A TERRIFIED hotel receptionist locked herself in an office when a “paranoid” man leapt over the counter, a court was told.

Ex-company boss, Akbar Ullah, 34, who had had a cocktail of vodka and cocaine, had been foulmouthed before he jumped into the staff section at the Premier Inn, on Queen Victoria Road, Burnley.

He had been trying to get a room to hide in, as he thought somebody was looking for him to attack him, the town’s magistrates heard.

Ullah, a former computer firm owner who is now on benefits, told police he hadn’t wanted to scare anybody.

But, the bench chairman told him anybody would have been startled and frightened of something happening, and they had to take into account how the receptionist must have felt.

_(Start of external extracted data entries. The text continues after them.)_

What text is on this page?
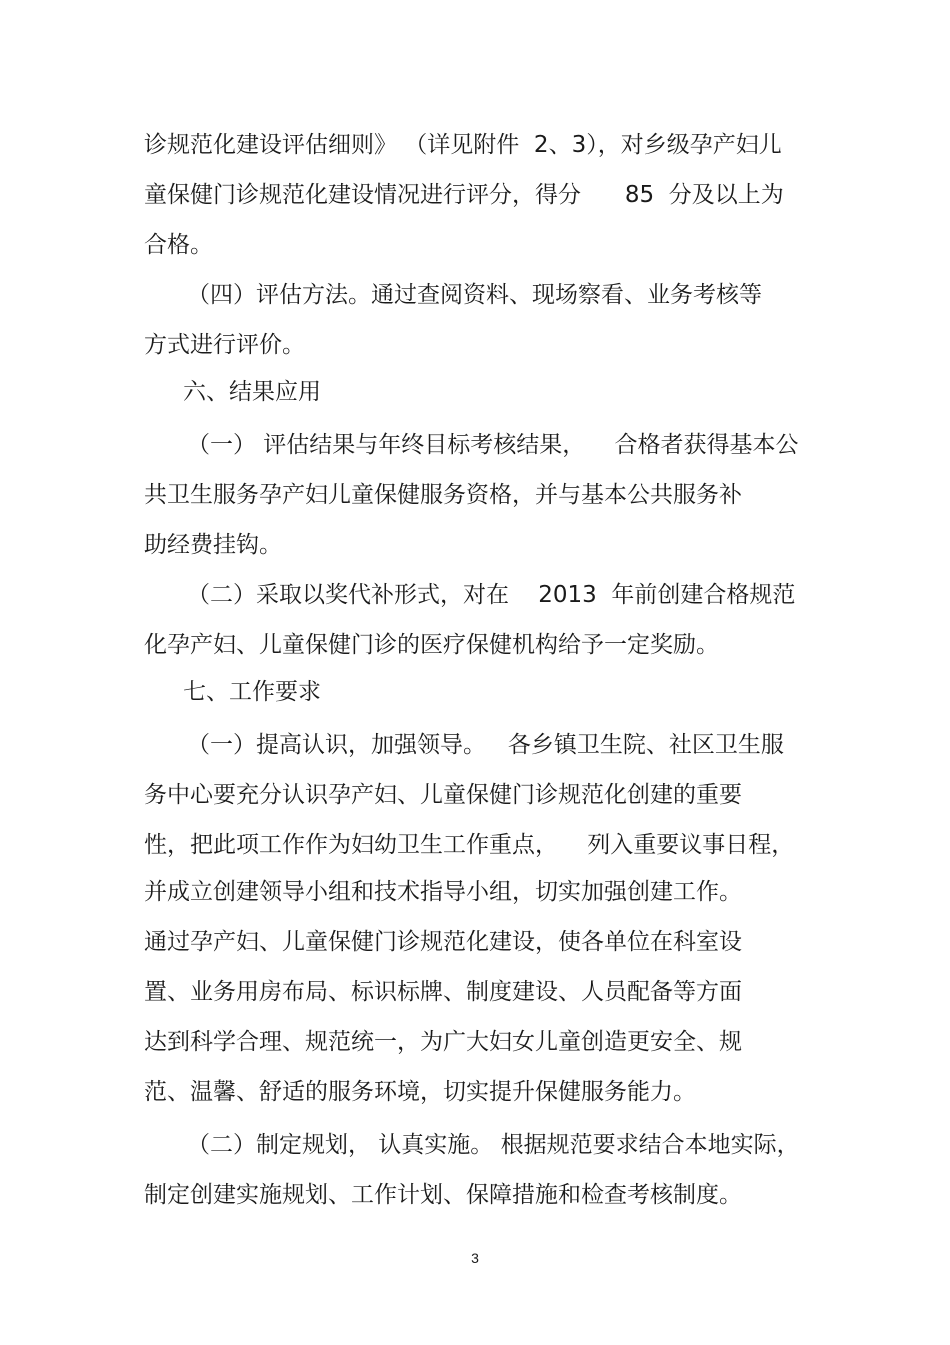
诊规范化建设评估细则》 （详见附件  2、3），对乡级孕产妇儿
童保健门诊规范化建设情况进行评分，得分      85  分及以上为
合格。
（四）评估方法。通过查阅资料、现场察看、业务考核等
方式进行评价。
六、结果应用
（一） 评估结果与年终目标考核结果，    合格者获得基本公
共卫生服务孕产妇儿童保健服务资格，并与基本公共服务补
助经费挂钩。
（二）采取以奖代补形式，对在    2013  年前创建合格规范
化孕产妇、儿童保健门诊的医疗保健机构给予一定奖励。
七、工作要求
（一）提高认识，加强领导。   各乡镇卫生院、社区卫生服
务中心要充分认识孕产妇、儿童保健门诊规范化创建的重要
性，把此项工作作为妇幼卫生工作重点，    列入重要议事日程，
并成立创建领导小组和技术指导小组，切实加强创建工作。
通过孕产妇、儿童保健门诊规范化建设，使各单位在科室设
置、业务用房布局、标识标牌、制度建设、人员配备等方面
达到科学合理、规范统一，为广大妇女儿童创造更安全、规
范、温馨、舒适的服务环境，切实提升保健服务能力。
（二）制定规划， 认真实施。 根据规范要求结合本地实际，
制定创建实施规划、工作计划、保障措施和检查考核制度。
3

The defendant, of Leeds Road, Nelson, admitted possessing cocaine and using threatening, abusive or insulting words or behaviour, on August 13.

He was given a four-week curfew, between 9pm and 7am, seven days a week and told to pay a £60 victim surcharge, £85 costs and £50 compensation to the hotel receptionist.

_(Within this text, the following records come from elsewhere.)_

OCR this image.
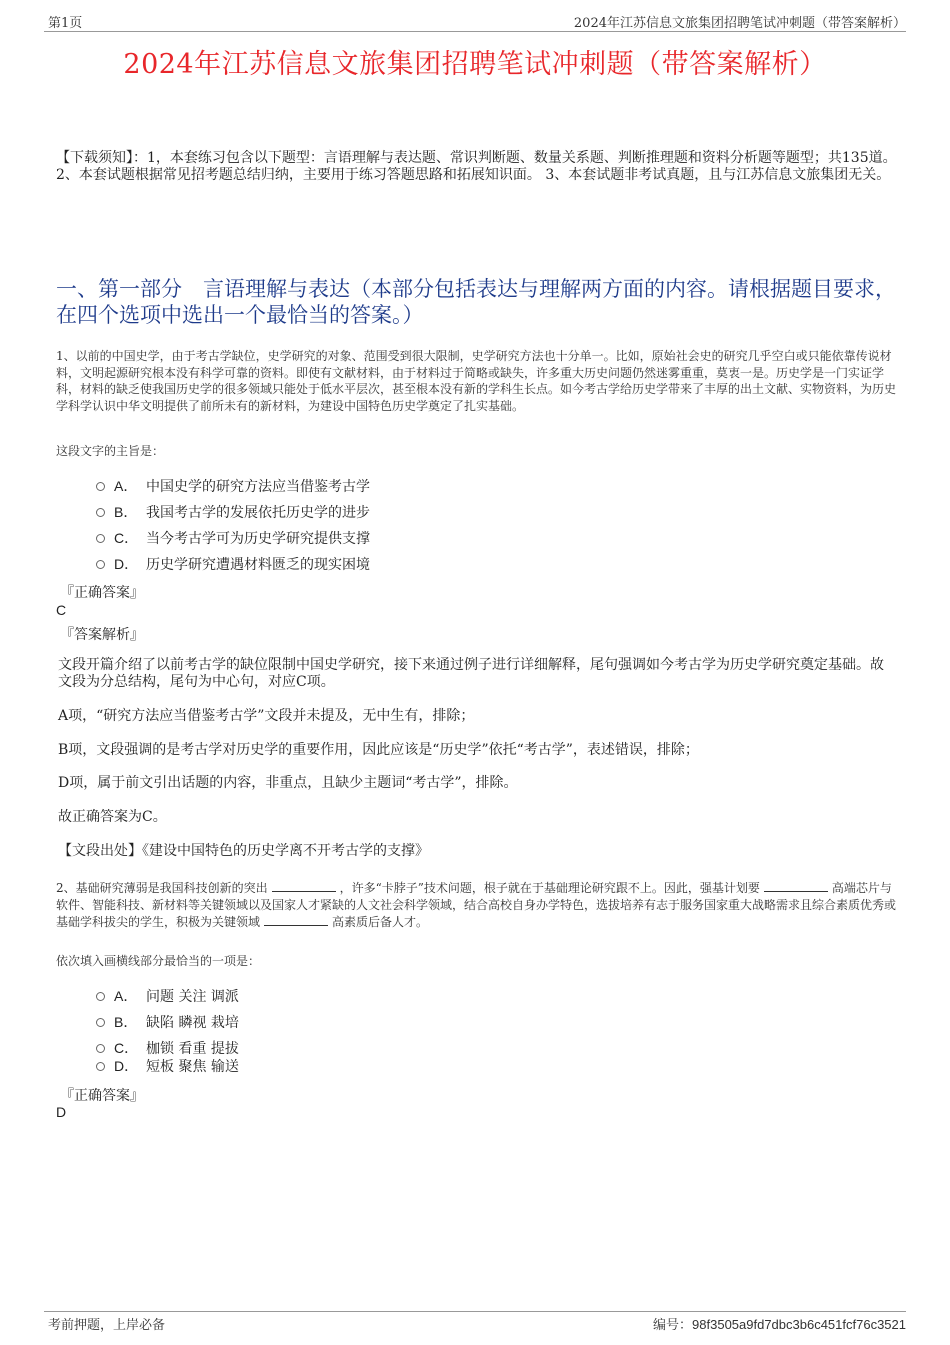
第1页	2024年江苏信息文旅集团招聘笔试冲刺题（带答案解析）
2024年江苏信息文旅集团招聘笔试冲刺题（带答案解析）
【下载须知】：1，本套练习包含以下题型：言语理解与表达题、常识判断题、数量关系题、判断推理题和资料分析题等题型；共135道。 2、本套试题根据常见招考题总结归纳，主要用于练习答题思路和拓展知识面。 3、本套试题非考试真题，且与江苏信息文旅集团无关。
一、第一部分　言语理解与表达（本部分包括表达与理解两方面的内容。请根据题目要求，在四个选项中选出一个最恰当的答案。）
1、以前的中国史学，由于考古学缺位，史学研究的对象、范围受到很大限制，史学研究方法也十分单一。比如，原始社会史的研究几乎空白或只能依靠传说材料，文明起源研究根本没有科学可靠的资料。即使有文献材料，由于材料过于简略或缺失，许多重大历史问题仍然迷雾重重，莫衷一是。历史学是一门实证学科，材料的缺乏使我国历史学的很多领域只能处于低水平层次，甚至根本没有新的学科生长点。如今考古学给历史学带来了丰厚的出土文献、实物资料，为历史学科学认识中华文明提供了前所未有的新材料，为建设中国特色历史学奠定了扎实基础。
这段文字的主旨是：
A． 中国史学的研究方法应当借鉴考古学
B． 我国考古学的发展依托历史学的进步
C． 当今考古学可为历史学研究提供支撑
D． 历史学研究遭遇材料匮乏的现实困境
『正确答案』
C
『答案解析』
文段开篇介绍了以前考古学的缺位限制中国史学研究，接下来通过例子进行详细解释，尾句强调如今考古学为历史学研究奠定基础。故文段为分总结构，尾句为中心句，对应C项。
A项，“研究方法应当借鉴考古学”文段并未提及，无中生有，排除；
B项，文段强调的是考古学对历史学的重要作用，因此应该是“历史学”依托“考古学”，表述错误，排除；
D项，属于前文引出话题的内容，非重点，且缺少主题词“考古学”，排除。
故正确答案为C。
【文段出处】《建设中国特色的历史学离不开考古学的支撑》
2、基础研究薄弱是我国科技创新的突出	，许多“卡脖子”技术问题，根子就在于基础理论研究跟不上。因此，强基计划要	高端芯片与软件、智能科技、新材料等关键领域以及国家人才紧缺的人文社会科学领域，结合高校自身办学特色，选拔培养有志于服务国家重大战略需求且综合素质优秀或基础学科拔尖的学生，积极为关键领域	高素质后备人才。
依次填入画横线部分最恰当的一项是：
A． 问题 关注 调派
B． 缺陷 瞵视 栽培
C． 枷锁 看重 提拔
D． 短板 聚焦 输送
『正确答案』
D
考前押题，上岸必备	编号：98f3505a9fd7dbc3b6c451fcf76c3521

Alex Mann, prosecuting, said Ullah had told the receptionist he would talk to the police if she rang them, and, rather than staying calm when she did, he swore at hotel employees and jumped over the reception desk.

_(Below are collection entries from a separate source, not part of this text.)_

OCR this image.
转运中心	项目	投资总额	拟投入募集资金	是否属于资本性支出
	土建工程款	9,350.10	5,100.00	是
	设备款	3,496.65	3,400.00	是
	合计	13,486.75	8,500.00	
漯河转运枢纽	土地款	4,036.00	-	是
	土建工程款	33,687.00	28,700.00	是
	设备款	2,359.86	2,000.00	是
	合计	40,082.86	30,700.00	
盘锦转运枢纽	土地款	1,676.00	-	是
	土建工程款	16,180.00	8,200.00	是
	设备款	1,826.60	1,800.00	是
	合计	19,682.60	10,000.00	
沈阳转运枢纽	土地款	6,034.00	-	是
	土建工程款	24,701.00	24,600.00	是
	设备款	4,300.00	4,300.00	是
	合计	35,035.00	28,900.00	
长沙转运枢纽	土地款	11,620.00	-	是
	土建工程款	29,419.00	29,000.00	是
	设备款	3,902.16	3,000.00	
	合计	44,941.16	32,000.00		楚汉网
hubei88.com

The receptionist had refused the defendant a room, and when the manager arrived, the incident progressed.

The manager stayed at the desk and the scared receptionist locked herself in a back room.

Miss Mann said Ullah was interviewed and accepted he had been paranoid after having vodka and cocaine.

In 2006, Ullah, then owner and managing director of Open Mind Marketing Co Ltd, had been jailed for eight months, after leading police on a high-speed motorway chase from Colne to Manchester.

He had hit a taxi, clocked up more than 100mph and careered through red lights in the centre of Manchester.

Ullah, who had been on cocaine and temazepam, leapt on the bonnet of a patrol car when he finally stopped and put up a violent struggle.

Just over two years later, the former Times Computers worker was spared jail after pocketing almost £4,000 of customers’ cash for a software system he didn’t deliver.

In February 2012, he appeared in court for a £30,000 fraud, when he pretended he was running a firm with a claims call centre.

Ullah, who was sent prison for a year, had not offended since, until the hotel trouble.